Pujara, however, has to pass the essential rite of passage that defines a quality batsman — runs overseas. In the two Tests he played in South Africa, Pujara scored 19, 10 and 2 with the likes of Dale Steyn, Morne Morkel and Lonwabo Tsotsobe having his measure. For the next six months, India will play all its matches at home and Pujara’s anointment as Dravid’s heir can wait till he goes abroad and returns with big scores.

Indian cricket has too many cautionary tales and the stories range across a broad spectrum. In 1989, during the same series Sachin Tendulkar made his debut and despite a bloodied nose, impressed the likes of Imran Khan, Wasim Akram and Waqar Younis, his senior Mumbaikar Sanjay Manjrekar drew in profuse applause. Akram and Younis even proclaimed him as the best batsman in the world. It was a huge label to carry when you consider the blue-chip men who were still around then: Vivian Richards, Gordon Greenidge, Allan Border, David Gower, Javed Miandad, Dilip Vengsarkar and Martin Crowe.

Sadly, Manjrekar became a victim of his obsession with technical exactitude and the runs dried up. At the other end, Vinod Kambli started with a bang before fame’s dark alleys consumed him. A couple of years ago, even Virat Kohli seemed distracted before better sense prevailed and he is now truly the most valuable batsman in the Indian team’s ranks. Most importantly, he gained approval and accolades with his 75 and 116 against Australia in Perth and Adelaide respectively in January this year.

It is a lesson for Pujara, who surely has made an impact, at least at home, and has the hunger.

“I never like to get out. There’s always a price on my wicket. Even after scoring a double-hundred I never wanted to give away my wicket.

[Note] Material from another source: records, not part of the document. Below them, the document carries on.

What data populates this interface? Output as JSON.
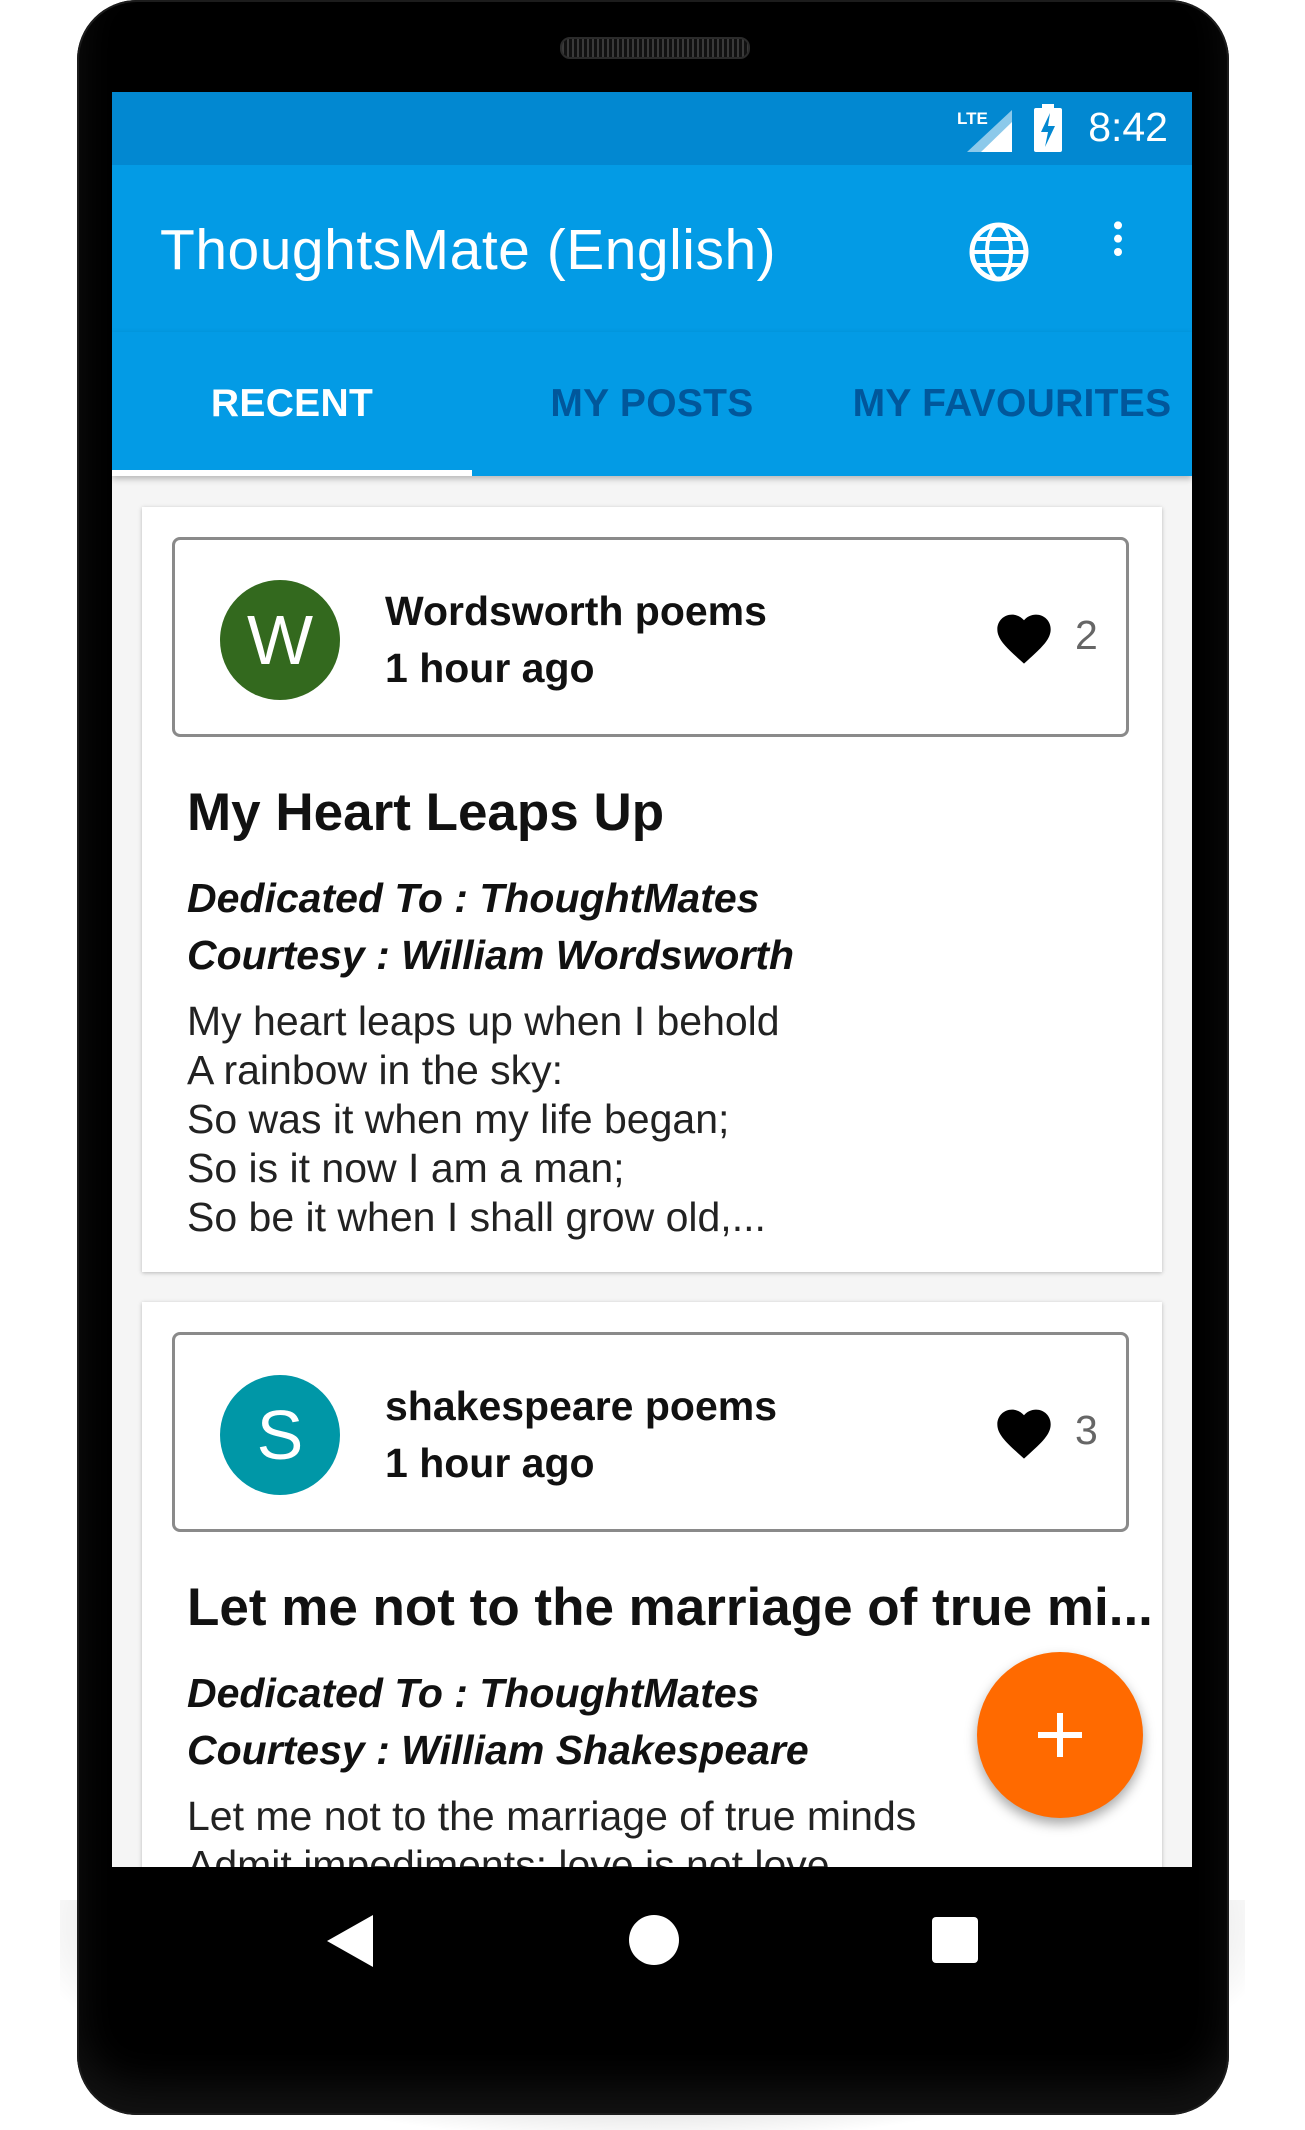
{
  "status_bar": {
    "time": "8:42",
    "network_label": "LTE",
    "network_icon": "lte-signal-icon",
    "battery_icon": "battery-charging-icon"
  },
  "app_bar": {
    "title": "ThoughtsMate (English)",
    "language_icon": "globe-icon",
    "menu_icon": "more-vert-icon"
  },
  "tabs": [
    {
      "label": "RECENT",
      "active": true
    },
    {
      "label": "MY POSTS",
      "active": false
    },
    {
      "label": "MY FAVOURITES",
      "active": false
    }
  ],
  "posts": [
    {
      "avatar_letter": "W",
      "avatar_color": "#33691e",
      "author": "Wordsworth poems",
      "time": "1 hour ago",
      "likes": "2",
      "title": "My Heart Leaps Up",
      "dedicated": "Dedicated To : ThoughtMates",
      "courtesy": "Courtesy : William Wordsworth",
      "body": "My heart leaps up when I behold\nA rainbow in the sky:\nSo was it when my life began;\nSo is it now I am a man;\nSo be it when I shall grow old,..."
    },
    {
      "avatar_letter": "S",
      "avatar_color": "#0097a7",
      "author": "shakespeare poems",
      "time": "1 hour ago",
      "likes": "3",
      "title": "Let me not to the marriage of true mi...",
      "dedicated": "Dedicated To : ThoughtMates",
      "courtesy": "Courtesy : William Shakespeare",
      "body": "Let me not to the marriage of true minds\nAdmit impediments; love is not love"
    }
  ],
  "fab": {
    "icon": "plus-icon",
    "color": "#ff6a00"
  },
  "colors": {
    "status_bar": "#0288d1",
    "app_bar": "#039be5",
    "inactive_tab": "#01579b"
  },
  "nav_bar": {
    "back_icon": "back-triangle-icon",
    "home_icon": "home-circle-icon",
    "recents_icon": "recents-square-icon"
  }
}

That’s the reason why I am able to score big runs,” he said with the surety of a man, who has already registered nine 150-plus scores in first-class cricket.

“He is remarkably composed and extremely quiet. He may not make people laugh but he has no issues in joining in a good laugh inside the dressing room,” said an associate of Pujara in the Indian Premier League team, Royal Challengers Bangalore.

The sealed lips are slowly on the wane at least in his Twitter account but for now it is still early days for Pujara while the bowlers club is searching for chinks in his armour.

Indian cricket’s latest hope is aware of the scrutiny and he knows that the pull shot has undone him a few times. That introspective bent will keep Pujara grounded while headlines about the Dravid-effect continue to unfortunately shadow his every step.